CMSD and partners are creating a track for graduates who choose not to go to college, helping those who head directly into the workforce find their way to high-demand, living-wage jobs.

The evolving initiative is designed to build awareness of career opportunities in fields such as manufacturing, help students explore and prepare for work in those areas and ultimately assist them in landing jobs. Early career exposure now begins in sixth grade but will eventually will reach down to kindergarten.

Stronger workforce pathways will complement the two-year-old Say Yes to Education program, which fills gaps in tuition for CMSD graduates who go to college, universities and Pell-eligible training programs.

Say Yes is “critically important” for the community, said CEO Eric Gordon, who, along with school board Chair Anne E. Bingham and Vice Chair Robert M. Heard Sr., outlined the workforce efforts Tuesday at this year’s virtual version of the Ohio School Boards Association Capital Conference.

But the CEO added: “We often talk about college and career as if the two are the same thing. College is a pathway, but it’s not the only pathway.”

The program has popped up visibly with a new round of employer engagement, starting this month, through the Student Workforce Advancement Group, or SWAG, and new pipeline agreements with the Manufacturing Advocacy and Growth Network, United Airlines and Cleveland State University.

But pieces have been put in place over time. CMSD started with development of new high school models and followed by working with partners to create True2U, a mentoring program that pairs professionals from the community with the District’s eighth-graders to help them identify their strengths and begin planning their futures.

The District is taking inventory of its pathways in areas such as manufacturing, healthcare, information technology and construction and identifying gaps it needs to fill. 

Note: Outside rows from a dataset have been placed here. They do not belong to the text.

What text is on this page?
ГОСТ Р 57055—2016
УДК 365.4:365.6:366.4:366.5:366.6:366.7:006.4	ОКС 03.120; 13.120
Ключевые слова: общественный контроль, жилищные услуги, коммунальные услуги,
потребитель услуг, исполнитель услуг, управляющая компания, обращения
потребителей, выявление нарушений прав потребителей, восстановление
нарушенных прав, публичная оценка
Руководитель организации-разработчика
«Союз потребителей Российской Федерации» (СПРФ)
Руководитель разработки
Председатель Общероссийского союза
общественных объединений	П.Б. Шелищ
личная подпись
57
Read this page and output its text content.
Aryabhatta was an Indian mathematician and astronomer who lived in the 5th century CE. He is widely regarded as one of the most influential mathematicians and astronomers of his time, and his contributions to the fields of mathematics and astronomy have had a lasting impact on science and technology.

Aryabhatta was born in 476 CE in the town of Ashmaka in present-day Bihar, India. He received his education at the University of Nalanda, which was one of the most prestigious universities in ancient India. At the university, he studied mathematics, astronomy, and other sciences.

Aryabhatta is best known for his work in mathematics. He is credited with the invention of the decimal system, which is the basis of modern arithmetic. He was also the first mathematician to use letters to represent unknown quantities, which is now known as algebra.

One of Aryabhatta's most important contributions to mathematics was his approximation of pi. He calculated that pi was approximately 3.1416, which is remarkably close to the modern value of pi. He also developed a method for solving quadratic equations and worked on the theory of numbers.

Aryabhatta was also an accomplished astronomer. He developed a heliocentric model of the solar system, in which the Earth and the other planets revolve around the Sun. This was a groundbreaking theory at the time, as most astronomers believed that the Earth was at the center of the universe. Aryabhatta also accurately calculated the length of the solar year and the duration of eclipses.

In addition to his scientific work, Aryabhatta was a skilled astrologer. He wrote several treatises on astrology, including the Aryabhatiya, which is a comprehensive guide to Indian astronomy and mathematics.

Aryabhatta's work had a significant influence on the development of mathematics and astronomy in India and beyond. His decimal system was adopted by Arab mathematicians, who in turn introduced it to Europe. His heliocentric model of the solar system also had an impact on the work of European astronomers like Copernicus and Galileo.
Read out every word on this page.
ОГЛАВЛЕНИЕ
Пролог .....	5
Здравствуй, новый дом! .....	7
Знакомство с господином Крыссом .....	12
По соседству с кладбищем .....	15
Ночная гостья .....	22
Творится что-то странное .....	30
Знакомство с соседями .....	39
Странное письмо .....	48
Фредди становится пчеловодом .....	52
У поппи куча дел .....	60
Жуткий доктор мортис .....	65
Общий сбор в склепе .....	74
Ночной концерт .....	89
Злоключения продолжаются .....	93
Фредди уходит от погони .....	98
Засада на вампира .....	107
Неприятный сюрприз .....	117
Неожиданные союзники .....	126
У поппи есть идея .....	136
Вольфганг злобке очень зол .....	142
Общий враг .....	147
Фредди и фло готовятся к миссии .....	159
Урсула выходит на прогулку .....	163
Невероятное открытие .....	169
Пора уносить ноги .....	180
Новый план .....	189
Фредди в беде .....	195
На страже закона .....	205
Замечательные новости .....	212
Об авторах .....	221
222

Gordon said a public-private partnership is coming together to form a “career ecosystem.”

The Greater Cleveland Partnership, employers and training agencies acting as intermediaries are assisting with planning, offering workplace experiences such as job shadowing and internships, and interviewing candidates for positions. Gordon said what is now an advisory committee will soon turn into a governing body.

The CEO was asked whether the outbreak of COVID-19 has hurt progress. He said private sector partners are looking past the pandemic.

“If anything, the employers have doubled down,” he said. “Our employers are still at the table. Our intermediaries are still at the table.”